The idea came from the aviation industry, where pilots, in whose hands many thousands of people are held each year, are thoroughly trained on flight simulators before they ever actually have the controls up in the air. “Instead of airplanes, our doctors work on a gall bladder, a damaged knee, hip replacement, open-heart surgery, neurosurgery. We can simulate anything.” The program can also be designed to create scenarios in which something unexpected occurs—say an allergic reaction to medication, or an unpredicted stroke while in surgery—and the reactions of the entire team are monitored. This way, the real-life contingencies of surgical procedures are encountered by a physician before any actual surgery on a live patient. “The whole model in medical education was ‘see, do, teach’. A kind of apprenticeship program,” says Dr. Qayumi. “But this is not enough. To prevent disaster in the ‘do’ stage was an extremely long and costly process. Now, here at the Centre, the ‘see’ phase is intact, but the ‘do’ phase means someone can perform 100 virtual procedures before doing anything on a live patient.” Part of the Centre’s mandate, understandably, is constant analysis of performance and, as Dr. Qayumi states, “The results are outstanding.” The world seems to agree.
A team from Karachi is doing an in-depth tour of the facility, joining the ranks of teams from Saudi Arabia, Europe, Asia and the United States. The Centre of Excellence is the first of its kind to be accredited by the American College of Surgeons, so the ripple effect from the Centre at VGH is brisk and deep. There is now an entity called the Canadian Network for Simulation in Healthcare. “We provide services to a lot of medical agencies outside of the University,” Dr. Qayumi acknowledges. It is a long way from the early nineties, when his ideas were considered radical, impractical, impossible to execute. But the results have been resoundingly positive. A mortality rate hovering around two per cent for surgical procedures, due to error, is rapidly becoming a thing of the past.

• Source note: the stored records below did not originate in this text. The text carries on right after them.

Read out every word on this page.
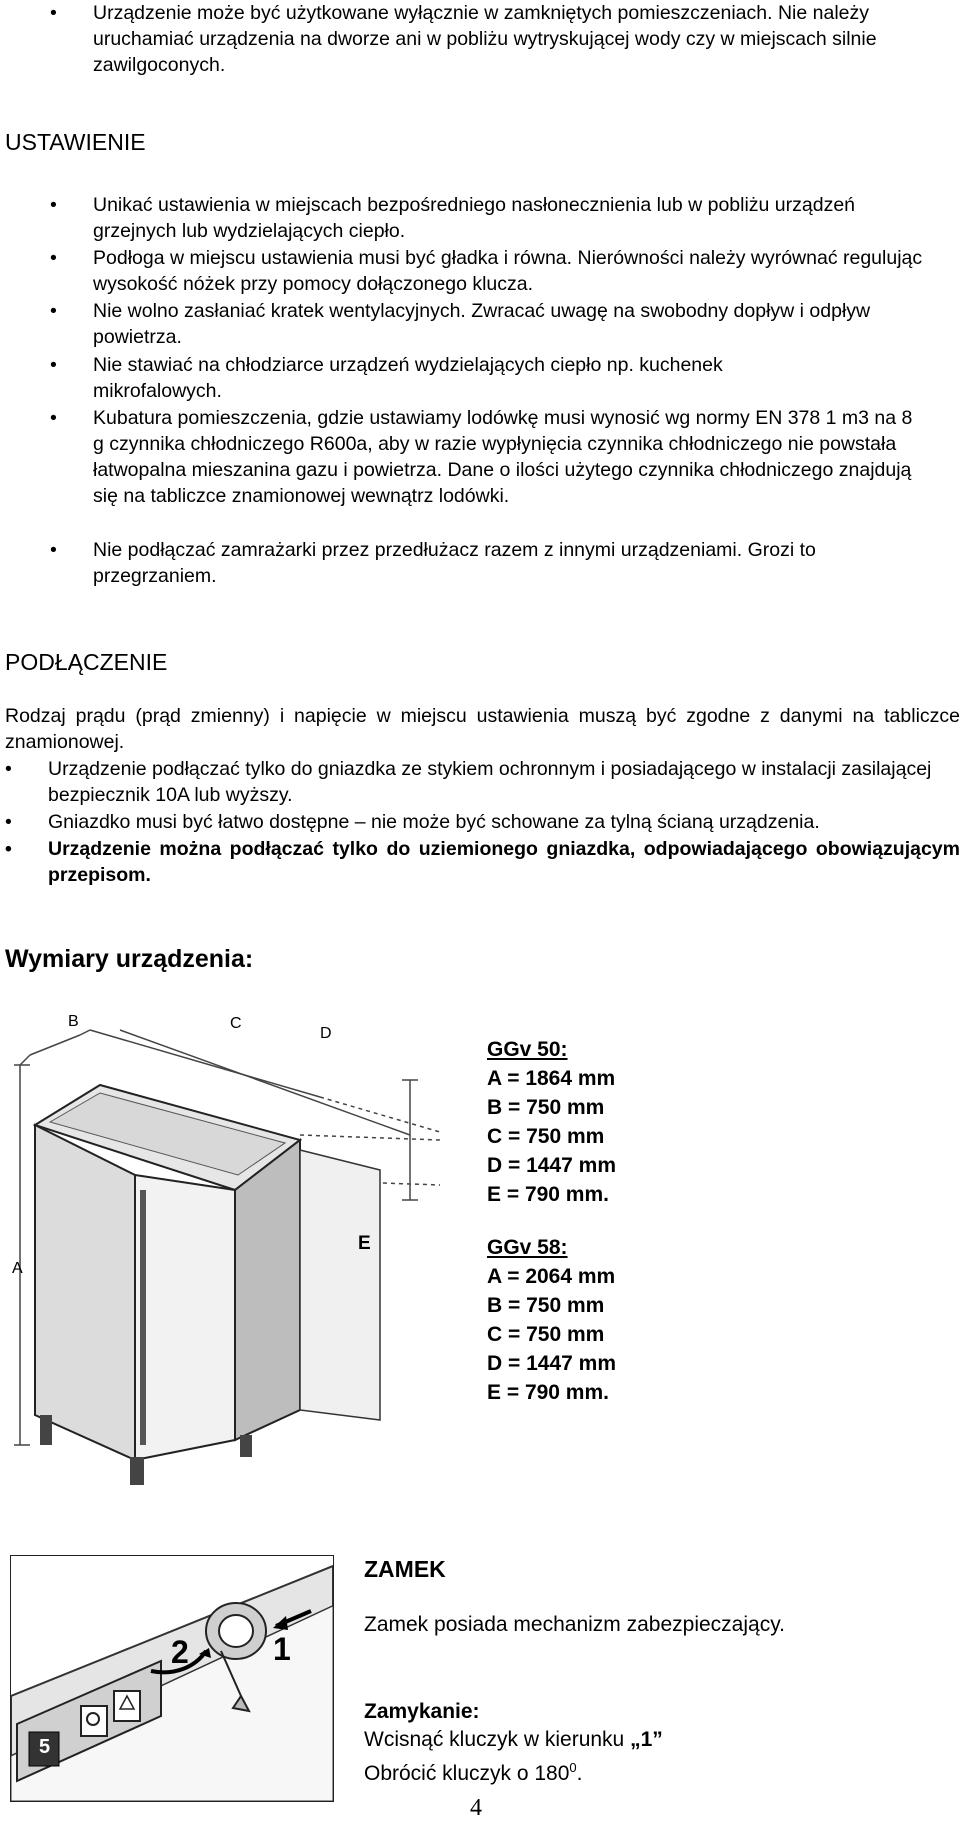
• Urządzenie może być użytkowane wyłącznie w zamkniętych pomieszczeniach. Nie należy uruchamiać urządzenia na dworze ani w pobliżu wytryskującej wody czy w miejscach silnie zawilgoconych.
USTAWIENIE
• Unikać ustawienia w miejscach bezpośredniego nasłonecznienia lub w pobliżu urządzeń grzejnych lub wydzielających ciepło.
• Podłoga w miejscu ustawienia musi być gładka i równa. Nierówności należy wyrównać regulując wysokość nóżek przy pomocy dołączonego klucza.
• Nie wolno zasłaniać kratek wentylacyjnych. Zwracać uwagę na swobodny dopływ i odpływ powietrza.
• Nie stawiać na chłodziarce urządzeń wydzielających ciepło np. kuchenek mikrofalowych.
• Kubatura pomieszczenia, gdzie ustawiamy lodówkę musi wynosić wg normy EN 378 1 m3 na 8 g czynnika chłodniczego R600a, aby w razie wypłynięcia czynnika chłodniczego nie powstała łatwopalna mieszanina gazu i powietrza. Dane o ilości użytego czynnika chłodniczego znajdują się na tabliczce znamionowej wewnątrz lodówki.
• Nie podłączać zamrażarki przez przedłużacz razem z innymi urządzeniami. Grozi to przegrzaniem.
PODŁĄCZENIE
Rodzaj prądu (prąd zmienny) i napięcie w miejscu ustawienia muszą być zgodne z danymi na tabliczce znamionowej.
• Urządzenie podłączać tylko do gniazdka ze stykiem ochronnym i posiadającego w instalacji zasilającej bezpiecznik 10A lub wyższy.
• Gniazdko musi być łatwo dostępne – nie może być schowane za tylną ścianą urządzenia.
• Urządzenie można podłączać tylko do uziemionego gniazdka, odpowiadającego obowiązującym przepisom.
Wymiary urządzenia:
A
B	C
D
E
GGv 50:
A = 1864 mm
B = 750 mm
C = 750 mm
D = 1447 mm
E = 790 mm.
GGv 58:
A = 2064 mm
B = 750 mm
C = 750 mm
D = 1447 mm
E = 790 mm.
1
2
5
ZAMEK
Zamek posiada mechanizm zabezpieczający.
Zamykanie:
Wcisnąć kluczyk w kierunku „1”
Obrócić kluczyk o $180^0$.
4
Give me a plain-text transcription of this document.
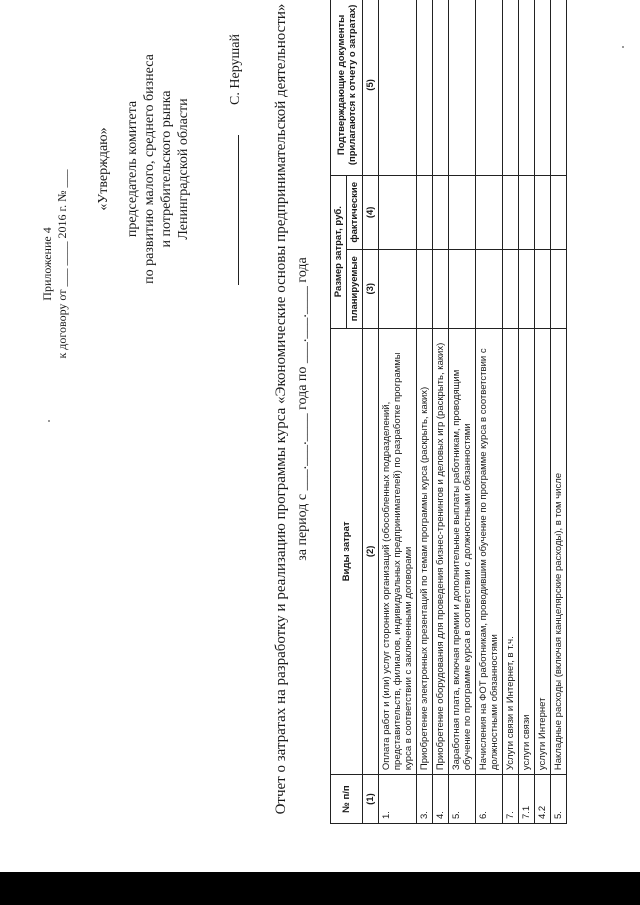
Приложение 4 к договору от ___ ____ 2016 г. № ___
«Утверждаю» председатель комитета по развитию малого, среднего бизнеса и потребительского рынка Ленинградской области
С. Нерушай Отчет о затратах на разработку и реализацию программы курса «Экономические основы предпринимательской деятельности» за период с ___.___.____ года по ___.___.____ года
№ п/п	Виды затрат	Размер затрат, руб.		Подтверждающие документы (прилагаются к отчету о затратах)
		планируемые	фактические	
(1)	(2)	(3)	(4)	(5)
1.	Оплата работ и (или) услуг сторонних организаций (обособленных подразделений, представительств, филиалов, индивидуальных предпринимателей) по разработке программы курса в соответствии с заключенными договорами			
3.	Приобретение электронных презентаций по темам программы курса (раскрыть, каких)			
4.	Приобретение оборудования для проведения бизнес-тренингов и деловых игр (раскрыть, каких)			
5.	Заработная плата, включая премии и дополнительные выплаты работникам, проводящим обучение по программе курса в соответствии с должностными обязанностями			
6.	Начисления на ФОТ работникам, проводившим обучение по программе курса в соответствии с должностными обязанностями			
7.	Услуги связи и Интернет, в т.ч.			
7.1	услуги связи			
4.2	услуги Интернет			
5.	Накладные расходы (включая канцелярские расходы), в том числе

“Yes, touch. We will soon be able to palpate a tumour, for example. It will again change the whole course of surgical procedures.”
The team at the Centre is 46 strong, all University of British Columbia faculty. Dr. Qayumi speaks of them as “A whole team, outstanding, without whom I would be just another person standing on the side of the road.” A fascinating analogy, since he has witnessed many talented people being left behind, or cast aside, in parts of the world where the privilege of research and scientific excellence are not even possible.
The future is nigh: “Haptics are pretty much here. I would say a year, perhaps two at the most. And that will be yet another breakthrough.” Haptics: a technology in which not only visual realities are available, but the sense of touch as well. Touch? “Yes, touch. We will soon be able to palpate a tumour, for example. It will again change the whole course of surgical procedures. The reality of each procedure will be experienced by surgeons many, many times before they actually perform that specific procedure on a patient. It is a marvel. We know what we are looking for. And the research we do is vital.” It reduces what Dr. Qayumi terms the “time of threshold” for doctors to become surgeons, plying their skills on real patients. A comforting thought.
Technology evolves, and the Centre keeps abreast of it all, and in fact motivates some of it. To walk a few paces within the Centre is to witness a silent progression; these are not students, but seasoned practitioners of the knife, surgeons in the making who will not have the sense of trepidation and excitement their predecessors had. Instead, there will be a seasoned hand, a practised touch, as they move in to remove your appendix, stitch your lip, put a shunt in your brain, repair the faulty aorta. It is not Star Trek, exactly. It is reality, thanks in no small part to Dr. Karim Qayumi and his team.